И тут я вспомнила странный вопрос похоронщика – в склеп или в землю, – а еще про могилу Пушкина, где, как я читала в старом, конца 19-го века журнале, обвалился угол подземного склепа и требовался ремонт, и вдруг поняла, что там, внизу, что-то не так, и надо строить склеп. Рассказать об этом я не смогла даже собственному нашему сыну: боялась – не поймет, смеяться будет, совсем ты, скажет, мать, с ума сошла… И так же смущалась, когда сидела с верным другом Афоней в похоронном бюро и пыталась изложить свою нужду.

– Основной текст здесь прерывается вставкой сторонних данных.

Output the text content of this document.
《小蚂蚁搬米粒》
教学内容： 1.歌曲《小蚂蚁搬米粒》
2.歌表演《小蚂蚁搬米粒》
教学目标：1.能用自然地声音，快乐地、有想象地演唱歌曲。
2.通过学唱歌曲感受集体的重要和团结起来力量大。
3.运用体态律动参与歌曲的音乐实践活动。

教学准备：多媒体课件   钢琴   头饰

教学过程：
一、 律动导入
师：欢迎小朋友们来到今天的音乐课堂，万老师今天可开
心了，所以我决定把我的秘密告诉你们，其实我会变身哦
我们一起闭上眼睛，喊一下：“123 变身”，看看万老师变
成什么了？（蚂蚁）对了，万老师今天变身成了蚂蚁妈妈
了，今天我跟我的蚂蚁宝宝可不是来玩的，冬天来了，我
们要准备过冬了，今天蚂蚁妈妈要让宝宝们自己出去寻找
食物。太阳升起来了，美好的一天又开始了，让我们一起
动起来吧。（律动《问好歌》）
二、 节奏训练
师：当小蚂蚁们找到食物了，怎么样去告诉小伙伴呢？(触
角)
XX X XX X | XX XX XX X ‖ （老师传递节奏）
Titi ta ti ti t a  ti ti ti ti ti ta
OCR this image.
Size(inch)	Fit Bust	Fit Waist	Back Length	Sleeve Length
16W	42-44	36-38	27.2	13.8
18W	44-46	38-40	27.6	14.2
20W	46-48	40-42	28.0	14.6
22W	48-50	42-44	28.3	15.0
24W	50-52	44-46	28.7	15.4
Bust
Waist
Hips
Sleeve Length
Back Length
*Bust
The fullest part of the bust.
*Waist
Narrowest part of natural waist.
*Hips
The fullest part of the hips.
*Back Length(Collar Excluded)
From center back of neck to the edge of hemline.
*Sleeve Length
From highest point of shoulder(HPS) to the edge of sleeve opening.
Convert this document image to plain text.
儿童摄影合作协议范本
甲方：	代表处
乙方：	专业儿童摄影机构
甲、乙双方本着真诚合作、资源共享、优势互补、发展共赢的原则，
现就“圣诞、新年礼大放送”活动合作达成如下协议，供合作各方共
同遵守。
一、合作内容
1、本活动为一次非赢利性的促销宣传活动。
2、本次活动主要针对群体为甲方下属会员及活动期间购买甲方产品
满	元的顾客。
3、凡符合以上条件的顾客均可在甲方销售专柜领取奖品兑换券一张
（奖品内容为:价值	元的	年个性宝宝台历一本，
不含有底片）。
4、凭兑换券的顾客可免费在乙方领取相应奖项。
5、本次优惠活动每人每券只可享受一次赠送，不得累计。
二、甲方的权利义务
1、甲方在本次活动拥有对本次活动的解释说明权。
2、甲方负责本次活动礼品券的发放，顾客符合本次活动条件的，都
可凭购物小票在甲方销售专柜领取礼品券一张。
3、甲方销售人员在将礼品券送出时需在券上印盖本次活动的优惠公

Но гробовщик (кстати, потомственный) рассказал нам про могилы весенние и осенние, и что весенние иногда переделывают, и все предусмотрено, и на время такой перестройки, на неделю, он поставит гроб в муниципальный склеп. Только пусть мадам на вскрытие могилы не приходит, ибо зрелище это тяжелое. А вот к новому склепу…

Но я возразила, что не за тем я выходила замуж, чтобы родного мужика в такую тяжелую минуту бросать одного, и вот сумрачным декабрьским утром мы с Афоней стоим недалеко от дорогой могилы, а кладбищенские деловито ее раскапывают. И вдруг до нас донеслись странные слова – полиция, полиция. Мы подошли поближе, я заглянула в разверстую яму и… еще раз все поняла про Синявского и про нашу с ним жизнь.

У гроба была проломана крышка… Сквозь широкую щель виднелось белое покрывало, под которым угадывалось тело. И куда было еще бежать покойнику за подмогой, если рушился его последний дом на этой земле – домовина.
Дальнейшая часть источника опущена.